Friendship and behavioural characteristics
The following peer assessment questions measured friendship and behaviours: unilateral friendship (“Who are your best friends?”), humour (“Who is funny or makes jokes often?”), victimization (“Who is bullied?”), prosocial behaviour (“Who can cooperate well with others?”), physical aggression (“Who kicks, hits, or pushes others?”), grades (“Who gets the highest grades in general?”) and withdrawn behaviour (“Who plays alone or keeps to themselves?”). Nominations received were counted for each child for each question, and standardized within classrooms by gender to z-scores to control for differences in classroom size (Coie et al., 1982).
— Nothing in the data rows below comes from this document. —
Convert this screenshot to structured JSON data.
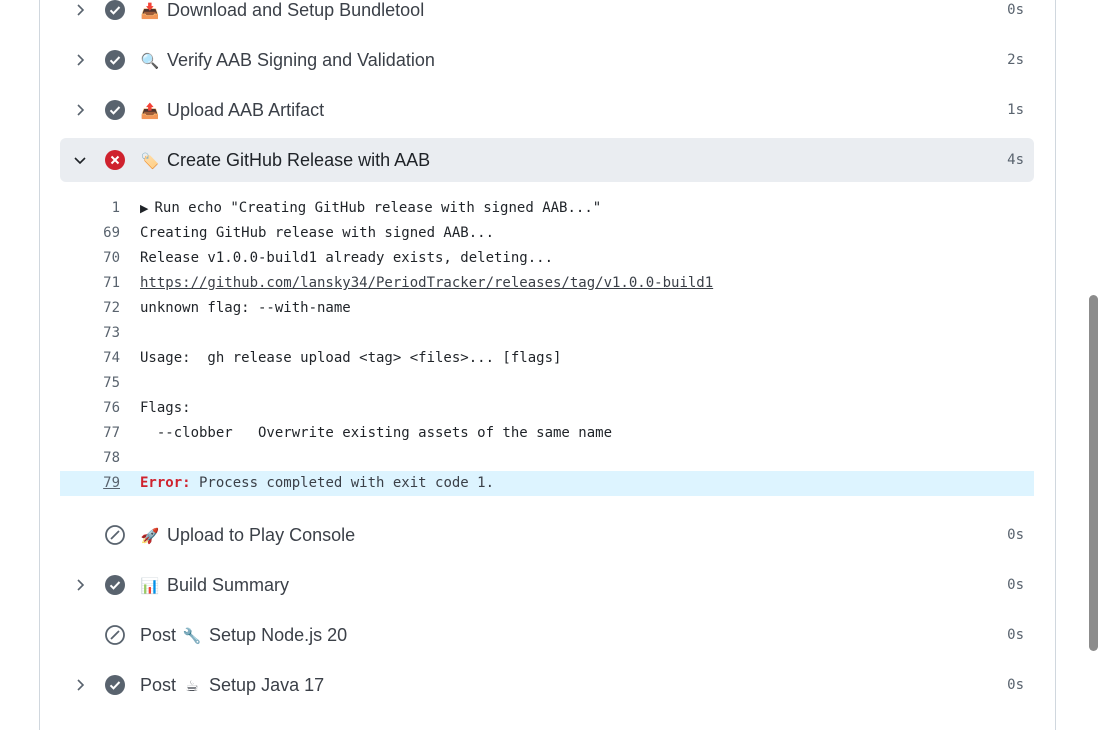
{
  "steps": [
    {
      "title": "Download and Setup Bundletool",
      "emoji": "📥",
      "duration": "0s",
      "status": "success"
    },
    {
      "title": "Verify AAB Signing and Validation",
      "emoji": "🔍",
      "duration": "2s",
      "status": "success"
    },
    {
      "title": "Upload AAB Artifact",
      "emoji": "📤",
      "duration": "1s",
      "status": "success"
    },
    {
      "title": "Create GitHub Release with AAB",
      "emoji": "🏷️",
      "duration": "4s",
      "status": "failure"
    },
    {
      "title": "Upload to Play Console",
      "emoji": "🚀",
      "duration": "0s",
      "status": "skipped"
    },
    {
      "title": "Build Summary",
      "emoji": "📊",
      "duration": "0s",
      "status": "success"
    },
    {
      "prefix": "Post",
      "title": "Setup Node.js 20",
      "emoji": "🔧",
      "duration": "0s",
      "status": "skipped"
    },
    {
      "prefix": "Post",
      "title": "Setup Java 17",
      "emoji": "☕",
      "duration": "0s",
      "status": "success"
    }
  ],
  "log": {
    "lines": [
      {
        "num": "1",
        "text": "Run echo \"Creating GitHub release with signed AAB...\""
      },
      {
        "num": "69",
        "text": "Creating GitHub release with signed AAB..."
      },
      {
        "num": "70",
        "text": "Release v1.0.0-build1 already exists, deleting..."
      },
      {
        "num": "71",
        "link": "https://github.com/lansky34/PeriodTracker/releases/tag/v1.0.0-build1"
      },
      {
        "num": "72",
        "text": "unknown flag: --with-name"
      },
      {
        "num": "73",
        "text": ""
      },
      {
        "num": "74",
        "text": "Usage:  gh release upload <tag> <files>... [flags]"
      },
      {
        "num": "75",
        "text": ""
      },
      {
        "num": "76",
        "text": "Flags:"
      },
      {
        "num": "77",
        "text": "  --clobber   Overwrite existing assets of the same name"
      },
      {
        "num": "78",
        "text": ""
      }
    ],
    "error": {
      "num": "79",
      "label": "Error:",
      "message": " Process completed with exit code 1."
    }
  },
  "colors": {
    "success": "#59636e",
    "failure": "#cf222e",
    "skipped": "#59636e",
    "error_bg": "#ddf4ff"
  }
}
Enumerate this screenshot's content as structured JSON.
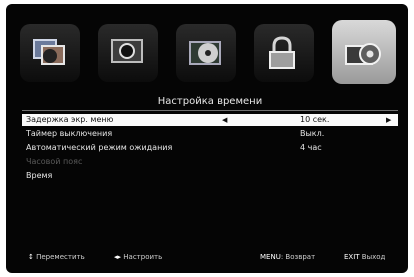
{
  "tabs": [
    {
      "icon": "pictures-icon"
    },
    {
      "icon": "camera-icon"
    },
    {
      "icon": "disc-icon"
    },
    {
      "icon": "lock-icon"
    },
    {
      "icon": "gear-icon",
      "active": true
    }
  ],
  "menu": {
    "title": "Настройка времени",
    "items": [
      {
        "label": "Задержка экр. меню",
        "value": "10 сек.",
        "selected": true
      },
      {
        "label": "Таймер выключения",
        "value": "Выкл."
      },
      {
        "label": "Автоматический режим ожидания",
        "value": "4 час"
      },
      {
        "label": "Часовой пояс",
        "value": "",
        "disabled": true
      },
      {
        "label": "Время",
        "value": ""
      }
    ]
  },
  "footer": {
    "move": "Переместить",
    "adjust": "Настроить",
    "menu_key": "MENU",
    "back": "Возврат",
    "exit_key": "EXIT",
    "exit": "Выход"
  }
}
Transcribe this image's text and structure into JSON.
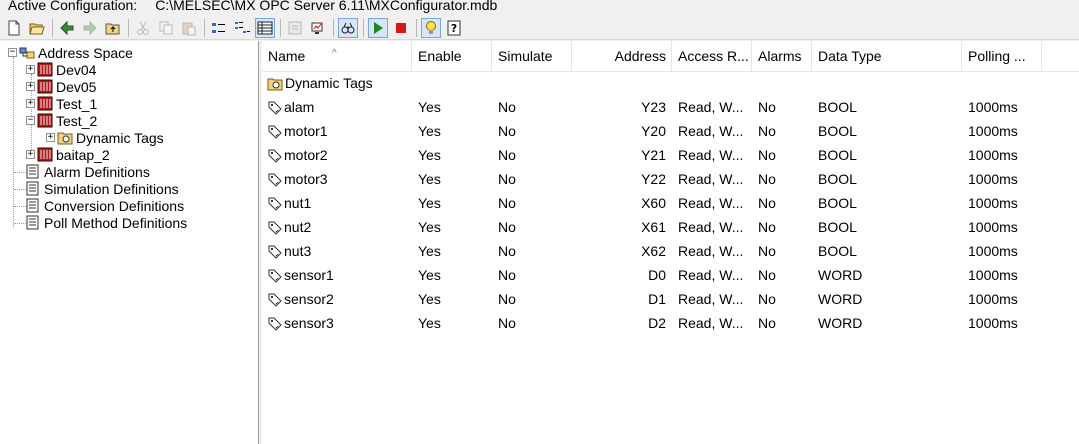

Z-scores of –3 or lower and +3 or higher were set to –3 and +3 (Tabachnick & Fidell, 2007).
Results
Descriptive statistics and correlations
Table 1 presents the means and standard deviations of the raw number of nominations given and received for each question. If a child did not nominate anyone for a question or was not present during the assessment, it was coded as missing. To avoid missing nominations, in the instructions children were asked to name at least one classmate for each question. In the computerized assessment, giving no nominations was not even possible. In the computerized assessment, the absence of nominations given indicated an interruption of the digital questionnaire or incorrect saving of answers. In the standard assessment, it was unknown if no nominations given for a question indicated an accidental skip, a deliberate refusal to answer, or an error of data processing. Therefore, the absence of nominations given was always coded as missing. The percentage missing nominations is also presented for each question. There were more missing nominations in the standard assessment, especially for negative characteristics such as victimization, physical aggression and withdrawn behaviour.
Descriptive statistics, internal consistency, and interrater agreement of standard versus computerized sociometric and peer assessments
Note. *Computerized assessment significantly different from paper assessment, p < .05.
Intraclass correlations (ICCs) were calculated to measure how much of the variance in nominations given and received was due to classroom differences. Because the ICC was higher than .05 for most questions, Multilevel Linear Mixed Models with random intercepts were used to test the differences between the standard and computerized assessments in the raw numbers of nominations given and received for unilateral friendship, likeability, popularity, humour, victimization, prosocial behaviour, physical aggression, grades and withdrawn behaviour, allowing the intercepts to vary across classrooms. For all questions except unilateral friendship, significantly more nominations were given and received in the computerized assessment than in the standard assessment. The average number of nominations given and received across all questions was also significantly higher in the computerized assessment than in the standard assessment. Thus, the computerized method yielded more nominations given and received and fewer missing data.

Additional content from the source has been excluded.